History

United Kingdom
- Name: HMS Redbridge
- Acquired: 1804 by purchase
- Fate: Wrecked 4 November 1806

General characteristics
- Tons burthen: 131 (bm)
- Sail plan: Schooner
- Armament: 10 guns

= HMS Redbridge (1804) =

HMS Redbridge was the mercantile schooner Union that the Royal Navy purchased in 1804. She wrecked at Nassau, Bahamas in November 1806.

==Career==
She was registered on 10 September 1805. Lieutenant Edward Burt commissioned her.

On 11 July 1806 Redbridge was in company with the privateer Fanny when they captured the American brig Stork.
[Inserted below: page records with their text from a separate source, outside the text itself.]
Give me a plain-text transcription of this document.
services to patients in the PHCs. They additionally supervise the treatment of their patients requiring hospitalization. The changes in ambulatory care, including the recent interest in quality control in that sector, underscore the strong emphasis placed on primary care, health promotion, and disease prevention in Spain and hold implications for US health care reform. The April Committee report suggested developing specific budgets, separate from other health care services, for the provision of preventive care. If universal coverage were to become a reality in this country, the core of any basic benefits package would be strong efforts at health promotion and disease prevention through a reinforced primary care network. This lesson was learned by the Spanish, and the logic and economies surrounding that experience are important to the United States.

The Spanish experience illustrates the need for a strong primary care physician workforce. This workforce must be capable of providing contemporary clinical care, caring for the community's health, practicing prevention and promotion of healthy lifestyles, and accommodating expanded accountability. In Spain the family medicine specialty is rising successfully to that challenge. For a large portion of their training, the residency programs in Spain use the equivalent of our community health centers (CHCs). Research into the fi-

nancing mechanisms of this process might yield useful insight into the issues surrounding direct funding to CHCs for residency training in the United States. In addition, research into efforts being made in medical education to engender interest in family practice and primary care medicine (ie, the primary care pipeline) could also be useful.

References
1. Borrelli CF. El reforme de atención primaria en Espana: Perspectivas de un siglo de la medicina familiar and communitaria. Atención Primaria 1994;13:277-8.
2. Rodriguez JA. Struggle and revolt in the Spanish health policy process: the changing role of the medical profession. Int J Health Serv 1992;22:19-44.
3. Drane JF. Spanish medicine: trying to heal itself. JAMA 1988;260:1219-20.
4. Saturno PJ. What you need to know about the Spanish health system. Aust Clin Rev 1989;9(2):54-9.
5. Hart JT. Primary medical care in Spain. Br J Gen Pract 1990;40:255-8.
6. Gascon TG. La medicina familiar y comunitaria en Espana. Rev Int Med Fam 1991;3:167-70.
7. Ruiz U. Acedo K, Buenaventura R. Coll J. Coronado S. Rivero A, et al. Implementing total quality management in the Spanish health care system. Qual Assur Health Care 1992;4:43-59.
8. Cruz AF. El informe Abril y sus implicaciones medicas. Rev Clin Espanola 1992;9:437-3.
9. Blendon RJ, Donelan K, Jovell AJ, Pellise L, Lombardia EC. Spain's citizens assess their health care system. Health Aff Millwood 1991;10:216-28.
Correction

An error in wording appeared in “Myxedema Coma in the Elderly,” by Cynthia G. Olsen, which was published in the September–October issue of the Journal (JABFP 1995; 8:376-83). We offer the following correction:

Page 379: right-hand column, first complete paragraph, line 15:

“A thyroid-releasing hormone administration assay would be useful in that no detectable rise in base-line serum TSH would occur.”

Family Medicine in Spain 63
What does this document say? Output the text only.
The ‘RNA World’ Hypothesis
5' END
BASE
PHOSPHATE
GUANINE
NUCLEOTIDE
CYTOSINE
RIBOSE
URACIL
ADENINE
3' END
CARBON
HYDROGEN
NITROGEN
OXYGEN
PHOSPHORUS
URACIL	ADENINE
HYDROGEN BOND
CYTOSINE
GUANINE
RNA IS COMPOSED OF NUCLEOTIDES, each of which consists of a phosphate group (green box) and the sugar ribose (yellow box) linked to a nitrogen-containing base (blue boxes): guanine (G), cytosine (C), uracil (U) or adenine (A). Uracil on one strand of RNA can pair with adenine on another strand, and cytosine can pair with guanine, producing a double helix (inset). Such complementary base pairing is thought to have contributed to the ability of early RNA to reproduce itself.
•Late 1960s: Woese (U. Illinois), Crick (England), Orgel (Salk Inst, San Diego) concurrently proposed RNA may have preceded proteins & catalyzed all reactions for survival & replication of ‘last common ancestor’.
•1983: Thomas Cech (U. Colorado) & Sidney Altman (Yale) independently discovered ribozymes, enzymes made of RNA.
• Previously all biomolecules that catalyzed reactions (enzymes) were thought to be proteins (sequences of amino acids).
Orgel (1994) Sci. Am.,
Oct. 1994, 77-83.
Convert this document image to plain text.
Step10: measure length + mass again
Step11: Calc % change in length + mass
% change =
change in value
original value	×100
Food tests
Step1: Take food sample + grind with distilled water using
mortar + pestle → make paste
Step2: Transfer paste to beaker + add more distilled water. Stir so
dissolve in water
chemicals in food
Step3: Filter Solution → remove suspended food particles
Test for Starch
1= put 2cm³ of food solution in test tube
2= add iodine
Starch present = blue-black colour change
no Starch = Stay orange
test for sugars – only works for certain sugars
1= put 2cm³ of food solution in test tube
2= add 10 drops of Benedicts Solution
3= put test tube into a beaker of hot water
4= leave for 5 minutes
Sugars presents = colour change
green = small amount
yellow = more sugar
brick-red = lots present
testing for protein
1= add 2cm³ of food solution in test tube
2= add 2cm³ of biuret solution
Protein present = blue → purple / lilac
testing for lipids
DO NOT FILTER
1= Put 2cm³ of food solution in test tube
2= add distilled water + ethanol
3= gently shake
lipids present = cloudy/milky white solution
At some point Burt was shot through the hand while chasing a privateer into a port in Cuba.

Redbridge was wrecked at Nassau on 4 November 1806. She had sailed from New Providence Bahamas in company with , but when Gipsy developed a leak the two captains decided to put in at Nassau. Redbridge anchored and Lieutenant Burt went ashore to speak with the Governor. While he was ashore the pilot and master tried to move Redbridge to a better anchorage. Redbridge hit a rock, bilged, and rolled on her side. Her masts were cut away but all that could be done was to remove her crew. Next morning Redbridge was abandoned as a wreck. The subsequent court-martial exonerated Burt.